You either have very small robots (synthetic non-life) or you have organisms.
'organism' would seem to be a combination of 'organic' and 'ismitsm' (old red-indian word for active), so no, I don't suppose you can have an inorganic organism. But my nanobots meet your original criteria for life, so why are you kvetching about it now?
The bottom line is that in your illustration ...
1. The fact is the presence of "nanobots."
Check!
2. Seeking to explain this, you form an hypothesis.
Check!
3. The factthat there are "nanobots" can not be evidence for this hypothesis used to explain the existence of nanobots. Because "nanobots" are the artifact in question.

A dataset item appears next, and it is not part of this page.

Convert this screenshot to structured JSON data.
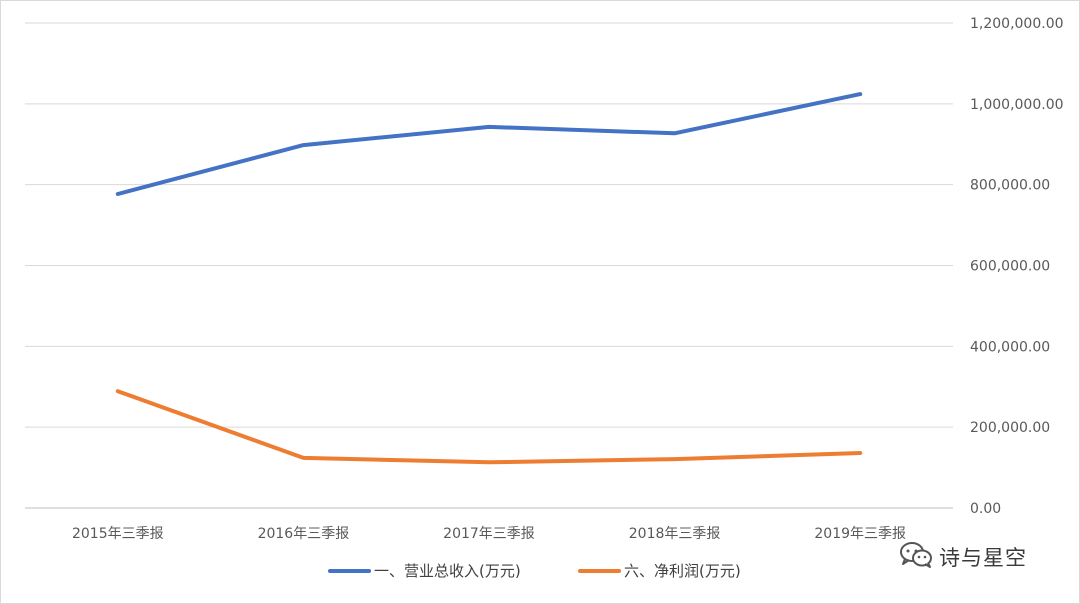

What hypothesis? That an inorganic 'life' form can originate and evolve? Isn't that exactly what evolution hypothesises about organic life? On exactly the same premise but inversed? Or do you mean the hypothesis that someone designed them and put them there?
4. If you already knew aliens existed for sure as a fact, but were unsure if they had created nanobots, then and only could you use the traits of the "nanobots" by comparison to OTHER objects of known alien design and create an argument from comparison that aliens created the nanobots.
Eh? We can only create an-argument-from-comparison that aliens created the nanobots if we already knew aliens existed for sure as a fact and already have some artifacts that we know for a fact they designed? Well, we won't 'cos we don't and we don't. Now what?